AAAR 36th Annual Conference October 16 - October 20, 2017 Raleigh Convention Center Raleigh, North Carolina, USA
Abstract View
The Caltech-ADI Portable Scanning Electrical Mobility Spectrometer
STAVROS AMANATIDIS, Changhyuk Kim, Richard Flagan, Steven Spielman, Gregory Lewis, Susanne Hering, California Institute of Technology
Abstract Number: 664 Working Group: Instrumentation and Methods
Abstract The Differential Mobility Analyzer (DMA) is arguably one of the most popular instruments for sub-micron aerosol particle size characterization, serving both as a tool for calibration and size distribution measurement. While DMAs have been traditionally used in the laboratory, there is an increasingly higher interest for size distribution measurements in field applications, where portability and low power consumption are essential.

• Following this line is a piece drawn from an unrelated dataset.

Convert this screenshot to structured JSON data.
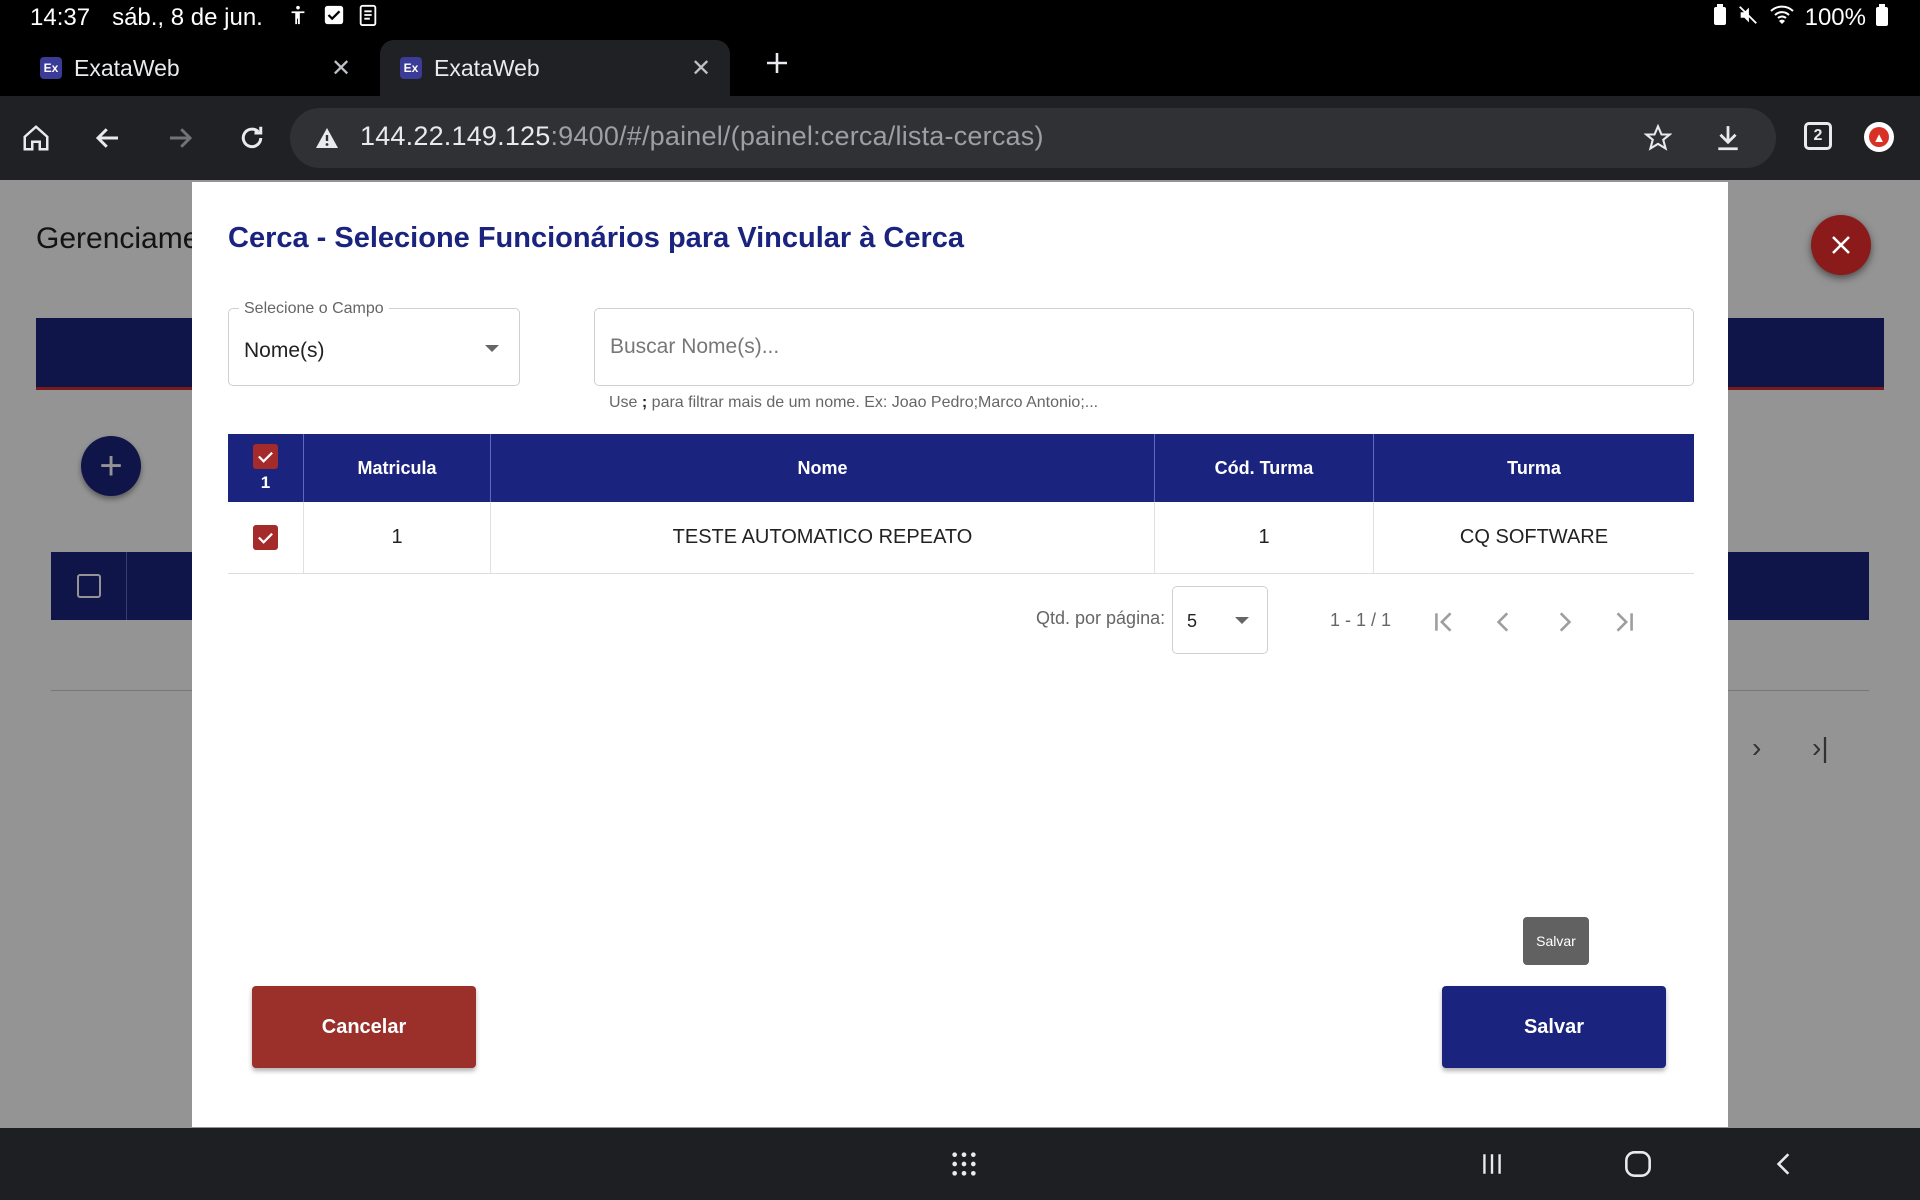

In this study, we present a highly portable Scanning Electrical Mobility Spectrometer that combines a newly-developed classifier with a self-sustaining water condensation particle counter. The classifier is a compact and lightweight radial-flow DMA developed at Caltech that is designed to operate at low flowrates (on the order of 0.3 L/min aerosol flow) to provide particle sizing in the 10-500 nm range. It operates at relatively low resolution in order to minimize both instrument volume and pumping/power requirements, while enabling size distribution measurement with the precision required for planned atmospheric studies. Particle counting is done with 0.3 L/min, self-sustaining water-based condensation particle counter developed at Aerosol Dynamics that tolerates jostling and tipping, and provides efficient particle counting above 7 nm.

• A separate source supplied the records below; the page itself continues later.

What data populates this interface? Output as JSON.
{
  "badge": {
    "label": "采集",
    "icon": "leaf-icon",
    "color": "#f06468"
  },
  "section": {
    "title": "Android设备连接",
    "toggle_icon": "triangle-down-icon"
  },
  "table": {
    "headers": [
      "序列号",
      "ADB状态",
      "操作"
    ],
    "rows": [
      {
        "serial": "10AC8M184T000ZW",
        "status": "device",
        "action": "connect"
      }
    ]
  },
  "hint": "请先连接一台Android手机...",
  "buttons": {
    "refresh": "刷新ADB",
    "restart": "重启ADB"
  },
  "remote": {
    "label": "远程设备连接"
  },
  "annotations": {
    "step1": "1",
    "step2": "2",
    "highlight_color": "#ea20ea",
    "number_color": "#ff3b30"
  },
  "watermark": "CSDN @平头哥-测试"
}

The new DMA differs substantially from prior designs. Because of the low flow operation, aerosol entrance designs such as the tangential inlet previously employed in radial DMAs are no longer efficient for fast and uniform aerosol distribution over the classification region. To overcome this challenge, a novel geometry has been designed and optimized by 3D finite element modelling of flow, electric field and particle trajectories using COMSOL Multiphysics. This design not only allows for uniform aerosol inlet but also results in a narrow residence time distribution within the classification region, facilitating fast voltage scanning operation. This DMA consists of only a few parts, occupies a volume of ~100 cm³ and weighs ~300 g. Higher resolution can be achieved by increasing the sheath flow, although this improved resolution leads to a reduction in the dynamic size range.